Die Politik der Ratingagenturen

Da Ratingagenturen momentan in aller Munde sind, möchte ich hier darlegen, was das Problem aus meiner Sicht ist. Was sind überhaupt Ratingagenturen, was verkaufen sie und warum wird auf sie gehört?

Was sind Ratingagenturen?
Dieses Video dient als gute Einführung:


Was verkaufen Ratingagenturen?

Aber damit ist nicht die Grundproblematik erklärt. Die Grundproblematik liegt tiefer. Einen Teil sieht man in diesem Video:


Hier liegt das erste Problem. Sämtliche Topmanager der Ratingagenturen bestätigten ihr Selbstbild folgendermaßen: Alles, was sie wiedergeben, sind nur ihre persönlichen Meinungen. Sie dienen nicht dazu, Investments zu bewerten.
Und das sagen die Ratingagenturen von sich selber. Ratings dieser auf Profitmaximierung ausgelegter Agenturen sind also nichts weiter, als teuer gekaufte Meinungen.
(Das liegt ursächlich natürlich auch daran, dass Werte nie objektiv sein können, also immer nur subjektive Bewertungen sind)

Wer bezahlt für die Meinungen der Ratingagenturen?
Im ersten Video sieht man das Problem, dass die Meinungen von denen gekauft werden, die sie brauchen, also meistens von denen, die selber gerated werden sollen. Das ist genau so, als würde man in der Schule das Gehalt des Lehrers zahlen, der einen benotet.

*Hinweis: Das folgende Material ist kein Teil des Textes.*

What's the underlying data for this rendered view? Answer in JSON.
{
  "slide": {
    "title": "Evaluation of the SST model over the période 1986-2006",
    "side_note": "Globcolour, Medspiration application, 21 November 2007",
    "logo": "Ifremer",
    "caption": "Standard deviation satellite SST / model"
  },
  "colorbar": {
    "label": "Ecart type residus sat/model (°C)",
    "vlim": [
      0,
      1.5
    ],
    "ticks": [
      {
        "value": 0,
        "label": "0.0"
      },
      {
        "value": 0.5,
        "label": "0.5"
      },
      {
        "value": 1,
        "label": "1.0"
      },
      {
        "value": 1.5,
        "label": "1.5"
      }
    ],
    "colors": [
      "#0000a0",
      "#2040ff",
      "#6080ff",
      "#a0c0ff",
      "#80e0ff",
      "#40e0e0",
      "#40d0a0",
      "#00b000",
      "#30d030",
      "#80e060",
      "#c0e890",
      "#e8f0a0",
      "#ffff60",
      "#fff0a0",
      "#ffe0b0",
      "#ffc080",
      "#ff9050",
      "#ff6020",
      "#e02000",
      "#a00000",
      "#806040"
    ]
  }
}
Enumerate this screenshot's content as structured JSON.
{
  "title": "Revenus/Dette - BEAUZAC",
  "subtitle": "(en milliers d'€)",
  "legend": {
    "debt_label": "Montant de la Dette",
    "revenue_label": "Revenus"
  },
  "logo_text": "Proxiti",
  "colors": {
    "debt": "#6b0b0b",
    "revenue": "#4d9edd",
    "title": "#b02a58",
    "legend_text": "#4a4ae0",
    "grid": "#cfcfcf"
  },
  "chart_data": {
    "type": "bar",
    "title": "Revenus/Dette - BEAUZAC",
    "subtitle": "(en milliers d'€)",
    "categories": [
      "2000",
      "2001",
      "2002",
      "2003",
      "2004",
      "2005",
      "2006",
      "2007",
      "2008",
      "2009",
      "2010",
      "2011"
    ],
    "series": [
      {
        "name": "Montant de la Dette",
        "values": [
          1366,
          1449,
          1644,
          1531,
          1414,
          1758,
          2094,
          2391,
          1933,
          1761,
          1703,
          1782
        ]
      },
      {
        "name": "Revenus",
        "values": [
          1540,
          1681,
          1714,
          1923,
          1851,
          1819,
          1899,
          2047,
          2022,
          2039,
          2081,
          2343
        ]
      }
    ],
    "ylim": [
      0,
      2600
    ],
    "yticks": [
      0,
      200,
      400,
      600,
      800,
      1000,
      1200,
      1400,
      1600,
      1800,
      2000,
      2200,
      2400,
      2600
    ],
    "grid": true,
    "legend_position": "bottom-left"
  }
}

Wer verkauft diese Meinungen? Wer sind die Eigentümer der Agenturen?
Laut Wikipedia ist einer der größten Investoren in eine der größten Agenturen, Moody's, das Unternehmen eines der reichsten Menschen der Welt, Warren Buffet, nämlich Berkshire Hathaway. Dieses Unternehmen investiert sicherlich auch in geratetede Unternehmen. So kann es vorkommen, dass der Verkäufer der Meinungen und der Käufer der gerateden Unternehmen die selben Eigenümer hat.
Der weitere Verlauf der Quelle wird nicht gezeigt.